Image file sizes too large - The images on The People Pod were too large throughout the pages, which directly resulted in the page speed being decreased throughout the website.
Canonical Issues (points to redirect, duplicate pages) - There were similar or duplicate pages on the website which did not specify the canonical page, which instructs search engines to show the preferred version of any given page within their results. The lack of a canonical link meant that Google may have had issues interpreting which URL was the preferred version of any given page and this was leading to a potential loss of ranking opportunities and a dilution of authority throughout the site.
Timeouts - Timeouts occurred when requesting pages, hindering the user experience. This caused issues for Google’s ability to crawl the website and thus, understand the site effectively.
A Number of pages with 'noindex' - There were a number of pages with a ‘noindex’ meta tag, meaning that these pages would not be recognized or be crawled by Google. As these pages were not visible at all on the search engine results, they could not be ranked.
Redirects - There were a number of redirects on the site, which led to the disruption of the authority flow throughout the site and therefore, hindering the user experience.
Meta Description - There were instances where the meta descriptions were either too short, too long or non-existent.
Alt text - There was no keyword relevance to the images shown on the pages, meaning that Google was not able to interpret the content of the image files.
URL Restructuring - A large number of the indexed URLs were littered with query strings and other meaningless characters. In these instances, we looked at changing the URL structure to make it more keyword-rich and shorter.
HOW WE DID IT
Orphan Page - We assessed the website navigation and link architecture to ensure that all of the relevant pages were easily accessible.
Image file sizes too large - We optimized the images which were slowing down the site speed by resizing and compressing them, whilst ensuring that the image quality was still high.
Canonical Issues (points to redirect, duplicate pages) - There were similar or duplicate pages on the website which did not specify the canonical page, which instructs search engines to show the preferred version of any given page within their results. The lack of a canonical link meant that Google may have had issues interpreting which URL was the preferred version of any given page and this was leading to a potential loss of ranking opportunities and a dilution of authority throughout the site.

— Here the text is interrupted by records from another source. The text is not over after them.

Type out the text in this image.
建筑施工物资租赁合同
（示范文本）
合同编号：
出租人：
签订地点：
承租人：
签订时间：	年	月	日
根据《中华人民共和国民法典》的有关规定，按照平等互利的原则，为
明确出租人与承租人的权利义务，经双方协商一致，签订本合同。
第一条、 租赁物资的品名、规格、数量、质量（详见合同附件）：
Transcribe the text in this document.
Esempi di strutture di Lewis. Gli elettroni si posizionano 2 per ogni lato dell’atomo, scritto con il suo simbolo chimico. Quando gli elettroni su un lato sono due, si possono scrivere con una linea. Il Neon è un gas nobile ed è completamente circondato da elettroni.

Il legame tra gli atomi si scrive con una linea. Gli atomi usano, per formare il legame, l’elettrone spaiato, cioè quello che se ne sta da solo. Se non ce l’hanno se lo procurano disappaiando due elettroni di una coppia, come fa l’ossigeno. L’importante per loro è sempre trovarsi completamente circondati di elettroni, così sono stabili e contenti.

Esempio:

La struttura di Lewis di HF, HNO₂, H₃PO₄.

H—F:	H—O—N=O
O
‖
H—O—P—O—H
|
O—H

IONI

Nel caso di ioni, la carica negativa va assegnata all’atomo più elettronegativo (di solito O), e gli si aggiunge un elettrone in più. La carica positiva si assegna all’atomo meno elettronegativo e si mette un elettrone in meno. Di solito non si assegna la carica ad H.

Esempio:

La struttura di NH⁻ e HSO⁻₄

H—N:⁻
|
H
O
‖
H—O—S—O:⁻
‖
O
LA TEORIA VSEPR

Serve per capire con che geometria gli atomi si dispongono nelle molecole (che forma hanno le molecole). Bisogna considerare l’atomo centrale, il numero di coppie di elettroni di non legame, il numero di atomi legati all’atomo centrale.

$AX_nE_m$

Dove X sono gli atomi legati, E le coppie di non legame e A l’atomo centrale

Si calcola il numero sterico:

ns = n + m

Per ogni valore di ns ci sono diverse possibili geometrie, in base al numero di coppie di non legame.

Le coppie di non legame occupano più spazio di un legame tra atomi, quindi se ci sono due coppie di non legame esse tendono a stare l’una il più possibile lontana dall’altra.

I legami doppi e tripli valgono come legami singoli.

Timeouts - As this wasn’t a temporary issue, we reviewed a list of the URLs that were timing out. From here, we were able to reproduce the server issue which was reported in ahrefs, identify bottlenecks and rectify the situation.
A Number of pages with 'noindex' - A number of pages were already set to ‘noindex’ within the website, so we reversed these, where relevant, by removing the appropriate robots’ meta.
Redirects - Within this review, the URLs listed with 302 redirects were amended to URLs with 301 redirects, where the situation was permanent. Also, where appropriate, we changed modified links to point to their final destination thus cutting out the redirect out of the equation.
Meta Description - Once the issues were reviewed, we made the appropriate amendments to the meta descriptions, keeping them within Google’s recommended character count and ensuring they were keyword-rich and as relevant as possible.
Alt text - We enhanced the site’s images by inputting concise and descriptive alt text, allowing Google to identify the description of the image and also benefiting the user experience.
URL Restructuring - We simply cleaned up the URL, keeping it relevant to the Google search query but inputting rich keywords to make it look clean and thereby enhancing the user experience.